Riguardo la multivaccinazione, la Zoppé scrive «impegnare un sistema immunitario ancora immaturo con un numero alto di stimoli immunogenici, in modo artificioso, non si sa a che cosa potrebbe portare. Il forte aumento delle patologie legate al sistema immunitario è stato messo in relazione, tra le altre cose, anche con le vaccinazioni», precisando subito dopo che «a scanso di equivoci, non sto affermando che i vaccini siano la causa dell’aumento delle malattie autoimmuni, e non sto nemmeno affermando che ciò è impossibile. Andrebbero condotti degli studi ...». Un colpo al cerchio ed uno alla botte? A mio parere ancora no. Non vedo perché invocare un tale studio debba essere considerata di per sé una affermazione anti-vax.

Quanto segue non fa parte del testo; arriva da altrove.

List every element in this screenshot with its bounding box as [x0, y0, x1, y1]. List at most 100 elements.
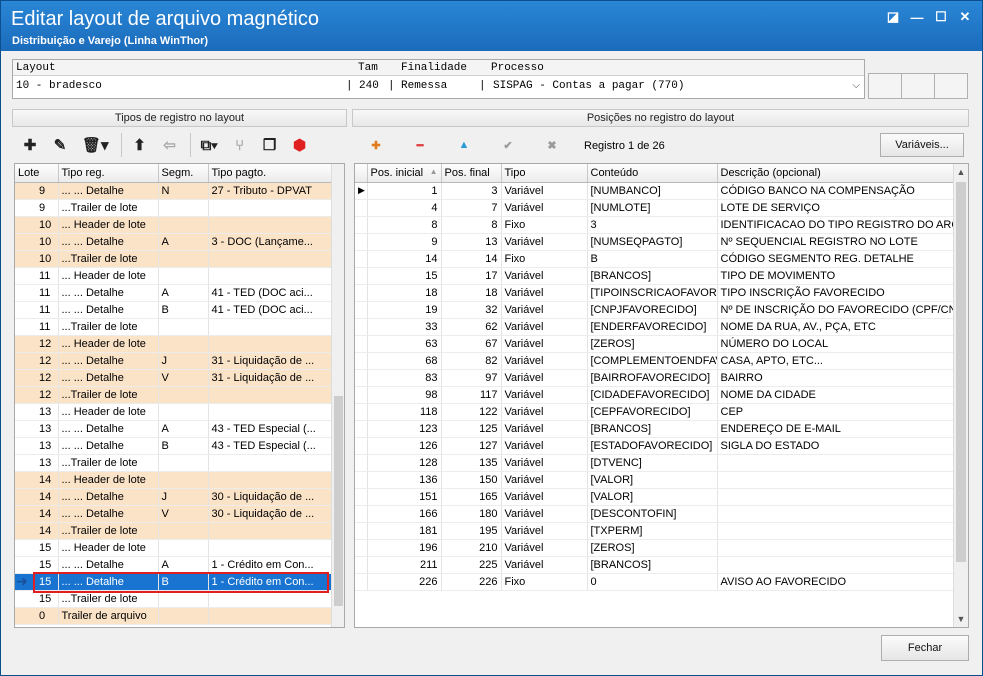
hierarchy-icon[interactable]: ⑂	[228, 132, 252, 158]
scroll-up-icon[interactable]: ▲	[954, 164, 968, 180]
edit-icon[interactable]: ✎	[48, 132, 72, 158]
table-row[interactable]: 166 180 Variável [DESCONTOFIN]	[355, 505, 954, 523]
left-scroll-thumb[interactable]	[334, 396, 343, 606]
table-row[interactable]: 15 ...Trailer de lote	[15, 590, 332, 608]
table-row[interactable]: 11 ...Trailer de lote	[15, 318, 332, 336]
table-row[interactable]: 13 ...Trailer de lote	[15, 454, 332, 472]
table-row[interactable]: 12... ... Detalhe V 31 - Liquidação de ...	[15, 369, 332, 387]
tipo-reg-cell: ... Header de lote	[58, 216, 159, 234]
table-row[interactable]: 14... ... Detalhe V 30 - Liquidação de ...	[15, 505, 332, 523]
table-row[interactable]: 15... ... Detalhe B 1 - Crédito em Con...	[15, 573, 332, 591]
table-row[interactable]: 98 117 Variável [CIDADEFAVORECIDO] NOME DA C…	[355, 386, 954, 404]
variables-button[interactable]: Variáveis...	[880, 133, 964, 157]
table-row[interactable]: 15 17 Variável [BRANCOS] TIPO DE MOVIMENTO	[355, 267, 954, 285]
table-row[interactable]: 12... ... Detalhe J 31 - Liquidação de ...	[15, 352, 332, 370]
table-row[interactable]: 14 ...Trailer de lote	[15, 522, 332, 540]
table-row[interactable]: 11... ... Detalhe A 41 - TED (DOC aci...	[15, 284, 332, 302]
table-row[interactable]: 126 127 Variável [ESTADOFAVORECIDO] SIGLA DO…	[355, 437, 954, 455]
move-up-position-icon[interactable]: ▲	[452, 132, 476, 158]
table-row[interactable]: 9 ...Trailer de lote	[15, 199, 332, 217]
table-row[interactable]: ▶ 1 3 Variável [NUMBANCO] CÓDIGO BANCO NA COM…	[355, 182, 954, 200]
column-header-tipo[interactable]: Tipo	[501, 164, 588, 183]
table-row[interactable]: 10... ... Detalhe A 3 - DOC (Lançame...	[15, 233, 332, 251]
column-header-lote[interactable]: Lote	[15, 164, 59, 183]
table-row[interactable]: 63 67 Variável [ZEROS] NÚMERO DO LOCAL	[355, 335, 954, 353]
tipo-cell: Fixo	[501, 250, 588, 268]
table-row[interactable]: 136 150 Variável [VALOR]	[355, 471, 954, 489]
table-row[interactable]: 12... Header de lote	[15, 335, 332, 353]
maximize-icon[interactable]: ☐	[930, 7, 952, 27]
table-row[interactable]: 18 18 Variável [TIPOINSCRICAOFAVORE TIPO INS…	[355, 284, 954, 302]
layout-action-button-3[interactable]	[934, 73, 968, 99]
table-row[interactable]: 14... Header de lote	[15, 471, 332, 489]
positions-grid[interactable]: Pos. inicial ▲ Pos. final Tipo Conteúdo D…	[354, 163, 969, 628]
finalidade-value: Remessa	[401, 80, 448, 92]
cancel-icon[interactable]: ✖	[540, 132, 564, 158]
table-row[interactable]: 4 7 Variável [NUMLOTE] LOTE DE SERVIÇO	[355, 199, 954, 217]
table-row[interactable]: 15... ... Detalhe A 1 - Crédito em Con...	[15, 556, 332, 574]
table-row[interactable]: 8 8 Fixo 3 IDENTIFICACAO DO TIPO REGISTRO DO…	[355, 216, 954, 234]
table-row[interactable]: 181 195 Variável [TXPERM]	[355, 522, 954, 540]
column-header-conteudo[interactable]: Conteúdo	[587, 164, 718, 183]
table-row[interactable]: 13... ... Detalhe A 43 - TED Especial (...	[15, 420, 332, 438]
table-row[interactable]: 196 210 Variável [ZEROS]	[355, 539, 954, 557]
table-row[interactable]: 9... ... Detalhe N 27 - Tributo - DPVAT	[15, 182, 332, 200]
column-header-tipo-reg[interactable]: Tipo reg.	[58, 164, 159, 183]
row-indicator	[355, 352, 368, 370]
restore-icon[interactable]: ◪	[882, 7, 904, 27]
left-grid-scrollbar[interactable]	[331, 164, 344, 627]
add-position-icon[interactable]: ✚	[364, 132, 388, 158]
column-header-segm[interactable]: Segm.	[158, 164, 209, 183]
table-row[interactable]: 11... Header de lote	[15, 267, 332, 285]
column-header-pos-final[interactable]: Pos. final	[441, 164, 502, 183]
validate-icon[interactable]: ⬢	[288, 132, 312, 158]
table-row[interactable]: 0 Trailer de arquivo	[15, 607, 332, 625]
table-row[interactable]: 226 226 Fixo 0 AVISO AO FAVORECIDO	[355, 573, 954, 591]
table-row[interactable]: 14... ... Detalhe J 30 - Liquidação de ...	[15, 488, 332, 506]
layout-action-button-2[interactable]	[901, 73, 935, 99]
table-row[interactable]: 128 135 Variável [DTVENC]	[355, 454, 954, 472]
column-header-descricao[interactable]: Descrição (opcional)	[717, 164, 954, 183]
chevron-down-icon[interactable]: ⌵	[852, 80, 860, 91]
record-types-grid[interactable]: Lote Tipo reg. Segm. Tipo pagto. 9... ..…	[14, 163, 345, 628]
add-icon[interactable]: ✚	[18, 132, 42, 158]
table-row[interactable]: 33 62 Variável [ENDERFAVORECIDO] NOME DA RUA…	[355, 318, 954, 336]
table-row[interactable]: 10 ...Trailer de lote	[15, 250, 332, 268]
pos-inicial-cell: 126	[367, 437, 442, 455]
descricao-cell: BAIRRO	[717, 369, 954, 387]
right-scroll-thumb[interactable]	[956, 182, 966, 562]
table-row[interactable]: 151 165 Variável [VALOR]	[355, 488, 954, 506]
table-row[interactable]: 13... Header de lote	[15, 403, 332, 421]
layout-action-button-1[interactable]	[868, 73, 902, 99]
minimize-icon[interactable]: —	[906, 7, 928, 27]
copy-menu-icon[interactable]: ⧉▾	[197, 132, 222, 158]
table-row[interactable]: 6882Variável[COMPLEMENTOENDFAVOCASA, APT…	[355, 352, 954, 370]
tipo-cell: Variável	[501, 335, 588, 353]
confirm-icon[interactable]: ✔	[496, 132, 520, 158]
table-row[interactable]: 211 225 Variável [BRANCOS]	[355, 556, 954, 574]
table-row[interactable]: 123 125 Variável [BRANCOS] ENDEREÇO DE E-MAI…	[355, 420, 954, 438]
tipo-reg-cell: ... ... Detalhe	[58, 505, 159, 523]
table-row[interactable]: 12 ...Trailer de lote	[15, 386, 332, 404]
close-icon[interactable]: ✕	[954, 7, 976, 27]
table-row[interactable]: 14 14 Fixo B CÓDIGO SEGMENTO REG. DETALHE	[355, 250, 954, 268]
move-up-icon[interactable]: ⬆	[128, 132, 152, 158]
table-row[interactable]: 13... ... Detalhe B 43 - TED Especial (...	[15, 437, 332, 455]
delete-icon[interactable]: 🗑▾	[78, 132, 113, 158]
column-header-pos-inicial[interactable]: Pos. inicial ▲	[367, 164, 442, 183]
remove-position-icon[interactable]: ━	[408, 132, 432, 158]
scroll-down-icon[interactable]: ▼	[954, 611, 968, 627]
table-row[interactable]: 15... Header de lote	[15, 539, 332, 557]
table-row[interactable]: 10... Header de lote	[15, 216, 332, 234]
column-header-tipo-pagto[interactable]: Tipo pagto.	[208, 164, 332, 183]
table-row[interactable]: 19 32 Variável [CNPJFAVORECIDO] Nº DE INSCRI…	[355, 301, 954, 319]
right-grid-scrollbar[interactable]: ▲ ▼	[953, 164, 968, 627]
table-row[interactable]: 118 122 Variável [CEPFAVORECIDO] CEP	[355, 403, 954, 421]
duplicate-icon[interactable]: ❐	[258, 132, 282, 158]
table-row[interactable]: 83 97 Variável [BAIRROFAVORECIDO] BAIRRO	[355, 369, 954, 387]
table-row[interactable]: 9 13 Variável [NUMSEQPAGTO] Nº SEQUENCIAL RE…	[355, 233, 954, 251]
close-button[interactable]: Fechar	[881, 635, 969, 661]
undo-icon[interactable]: ⇦	[158, 132, 182, 158]
table-row[interactable]: 11... ... Detalhe B 41 - TED (DOC aci...	[15, 301, 332, 319]
layout-selector[interactable]: Layout Tam Finalidade Processo 10 - brad…	[12, 59, 865, 99]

Ultima importante questione: i due articoli criticati esprimono una posizione “ufficiale” dell’UAAR, o quanto meno della Redazione de L’Ateo? Qui è facile rispondere. L’UAAR, e di conseguenza la Redazione de L’Ateo, non ha alcuna posizione “ufficiale”, né la discute, su questioni che esulano dal suo Statuto, tanto più su questioni d’ordine medico; ed anche quanto oggi scrivo va dunque inteso solo come spunto personale di dibattito (del resto è notoria la mia netta opposizione alle medicine cosiddette alternative ed a tutto il mondo che le propaganda, applica e supporta). Abbiamo ritenuto pubblicabili i due articoli oggetto di critica per due diverse ragioni. In quanto a quello di Scannapieco, perché focalizzato sul rapporto fra religione e scienza; in quanto a quello della Zoppè perché centrato sul richiamo ad un uso ottimale del “principio di precauzione”, fermo restando in questi argomenti l’ineliminabile primato della scienza sulla politica e sulla “vox populi”. Detto altrimenti: questo secondo articolo, in quanto ai suoi aspetti “discutibili”, a mio parere non avrebbe ricevuto critiche così radicali se pubblicato (in diversa forma e con i necessari riferimenti bibliografici) su di una rivista medica, orientata alla discussione.
In ogni caso, ben venga ogni osservazione dai nostri più attenti lettori.